But despite Lenovo's success in China, the company's smartphone business needs to expand internationally in order to sustain growth, said CK Lu, an analyst with research firm Gartner. About 97 percent of all Lenovo's smartphone sales come from China, he said.
Lenovo's deal to buy Motorola Mobility may indicate the Chinese company is ready to make a big entrance in the U.S. market, but the acquisition is more about Lenovo acquiring patents to shield itself from lawsuits, should it bring its phones to other markets, Lu said.
"This is not about stepping into the U.S., but more about stepping out of China," he said. "This is really about getting the patents in the countries they want to be in."

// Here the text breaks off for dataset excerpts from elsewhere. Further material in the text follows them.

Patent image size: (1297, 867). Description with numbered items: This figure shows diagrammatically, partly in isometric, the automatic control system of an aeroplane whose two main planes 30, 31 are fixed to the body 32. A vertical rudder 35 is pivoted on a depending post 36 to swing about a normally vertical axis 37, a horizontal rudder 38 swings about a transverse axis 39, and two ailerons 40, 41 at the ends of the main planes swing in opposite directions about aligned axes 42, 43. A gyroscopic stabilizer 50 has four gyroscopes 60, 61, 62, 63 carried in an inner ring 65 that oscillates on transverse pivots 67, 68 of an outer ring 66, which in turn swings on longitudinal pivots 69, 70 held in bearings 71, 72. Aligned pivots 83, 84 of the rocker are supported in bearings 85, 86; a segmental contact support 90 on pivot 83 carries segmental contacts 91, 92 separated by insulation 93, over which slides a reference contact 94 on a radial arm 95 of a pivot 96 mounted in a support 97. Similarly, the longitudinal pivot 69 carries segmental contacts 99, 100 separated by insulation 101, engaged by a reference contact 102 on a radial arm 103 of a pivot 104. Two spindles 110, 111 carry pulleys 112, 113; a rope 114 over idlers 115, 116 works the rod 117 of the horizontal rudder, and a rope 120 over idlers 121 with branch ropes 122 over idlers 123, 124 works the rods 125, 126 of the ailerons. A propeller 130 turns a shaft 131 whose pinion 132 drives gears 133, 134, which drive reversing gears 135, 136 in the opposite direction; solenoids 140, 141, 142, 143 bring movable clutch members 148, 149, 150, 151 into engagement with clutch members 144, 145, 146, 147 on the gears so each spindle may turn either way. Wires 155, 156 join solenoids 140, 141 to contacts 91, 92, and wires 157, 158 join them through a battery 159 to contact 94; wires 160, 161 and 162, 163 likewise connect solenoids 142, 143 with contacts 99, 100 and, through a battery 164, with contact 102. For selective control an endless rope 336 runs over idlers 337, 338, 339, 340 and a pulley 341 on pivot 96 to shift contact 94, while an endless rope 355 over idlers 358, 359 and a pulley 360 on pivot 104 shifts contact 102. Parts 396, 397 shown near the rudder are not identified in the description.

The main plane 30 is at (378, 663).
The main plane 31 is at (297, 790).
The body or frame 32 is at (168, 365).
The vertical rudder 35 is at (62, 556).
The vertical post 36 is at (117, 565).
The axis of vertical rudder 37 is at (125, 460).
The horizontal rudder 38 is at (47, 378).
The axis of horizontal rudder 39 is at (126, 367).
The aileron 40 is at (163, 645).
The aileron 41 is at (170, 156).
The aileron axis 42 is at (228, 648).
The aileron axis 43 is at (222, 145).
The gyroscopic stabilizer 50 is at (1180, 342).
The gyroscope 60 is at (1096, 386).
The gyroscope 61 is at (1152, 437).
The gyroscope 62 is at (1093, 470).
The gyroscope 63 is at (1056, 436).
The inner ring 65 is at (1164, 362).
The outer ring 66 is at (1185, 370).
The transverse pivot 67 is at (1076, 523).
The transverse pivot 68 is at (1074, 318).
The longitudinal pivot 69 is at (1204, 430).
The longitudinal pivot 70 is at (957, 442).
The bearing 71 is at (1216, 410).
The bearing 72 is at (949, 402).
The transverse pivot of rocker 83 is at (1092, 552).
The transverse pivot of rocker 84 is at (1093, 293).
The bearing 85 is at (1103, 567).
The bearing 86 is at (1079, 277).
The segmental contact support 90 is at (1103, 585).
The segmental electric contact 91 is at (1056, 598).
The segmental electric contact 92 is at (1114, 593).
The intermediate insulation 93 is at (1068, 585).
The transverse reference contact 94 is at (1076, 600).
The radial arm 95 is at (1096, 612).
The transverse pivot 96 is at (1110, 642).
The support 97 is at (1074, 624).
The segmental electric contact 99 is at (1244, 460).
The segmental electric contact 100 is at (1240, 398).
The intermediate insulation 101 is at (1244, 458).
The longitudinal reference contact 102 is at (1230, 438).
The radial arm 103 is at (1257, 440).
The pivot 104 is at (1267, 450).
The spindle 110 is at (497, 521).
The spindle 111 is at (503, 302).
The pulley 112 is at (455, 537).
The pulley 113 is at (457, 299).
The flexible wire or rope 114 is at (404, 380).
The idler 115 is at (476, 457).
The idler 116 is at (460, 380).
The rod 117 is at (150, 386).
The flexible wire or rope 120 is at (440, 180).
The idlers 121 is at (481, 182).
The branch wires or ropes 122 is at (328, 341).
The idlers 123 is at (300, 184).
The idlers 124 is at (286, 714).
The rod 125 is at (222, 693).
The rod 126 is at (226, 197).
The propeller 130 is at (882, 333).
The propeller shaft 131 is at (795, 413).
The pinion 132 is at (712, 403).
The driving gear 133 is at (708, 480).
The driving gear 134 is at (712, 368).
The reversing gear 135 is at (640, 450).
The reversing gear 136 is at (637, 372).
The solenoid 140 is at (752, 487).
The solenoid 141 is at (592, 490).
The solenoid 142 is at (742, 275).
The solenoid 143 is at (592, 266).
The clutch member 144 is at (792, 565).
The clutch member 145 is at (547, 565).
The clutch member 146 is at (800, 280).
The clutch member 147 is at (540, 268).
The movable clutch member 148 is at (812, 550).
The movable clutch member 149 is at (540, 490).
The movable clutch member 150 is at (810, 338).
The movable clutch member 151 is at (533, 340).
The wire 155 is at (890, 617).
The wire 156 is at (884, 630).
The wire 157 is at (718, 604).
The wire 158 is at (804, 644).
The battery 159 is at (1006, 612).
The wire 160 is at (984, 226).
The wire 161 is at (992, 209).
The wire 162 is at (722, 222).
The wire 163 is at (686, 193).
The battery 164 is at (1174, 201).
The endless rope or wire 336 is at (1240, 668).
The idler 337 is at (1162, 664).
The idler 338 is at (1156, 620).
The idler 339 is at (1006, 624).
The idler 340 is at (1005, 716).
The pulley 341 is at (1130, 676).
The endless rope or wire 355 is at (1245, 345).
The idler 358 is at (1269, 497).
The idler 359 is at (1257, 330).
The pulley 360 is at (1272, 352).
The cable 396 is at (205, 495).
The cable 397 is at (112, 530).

Even with Motorola Mobility, Lenovo will probably face hurdles selling phones in the U.S., given that Apple and Samsung already dominate the market. In last year's third quarter, Motorola Mobility was ranked sixth in the U.S. smartphone market, with only a 3 percent share, according to Canalys.
But for consumers, a bigger Lenovo presence in smartphones means more Android devices on store shelves. In China, Lenovo phones range from the high-end, at over $500 to phones as cheap as $114 without carrier subsidies. One of its newest high-end handsets,the Vibe Z has a 2.2 GHz quad-core processor from Qualcomm, a 5.5-inch full HD screen, and has 4G support.
"This deal gives Lenovo a shot to be able to challenge Samsung for dominance of the Android ecosystem," Lu added.
Motorola Mobility, which only has 0.2 percent share of China's smartphone market, will probably do little to help Lenovo in its home nation. But in the U.S., the acquisition will give Lenovo some much needed brand recognition, said Nicole Peng, an analyst with research firm Canalys.
"People don't associate Lenovo so much with phones," she said. "But with Motorola, people automatically think of it as a phone brand."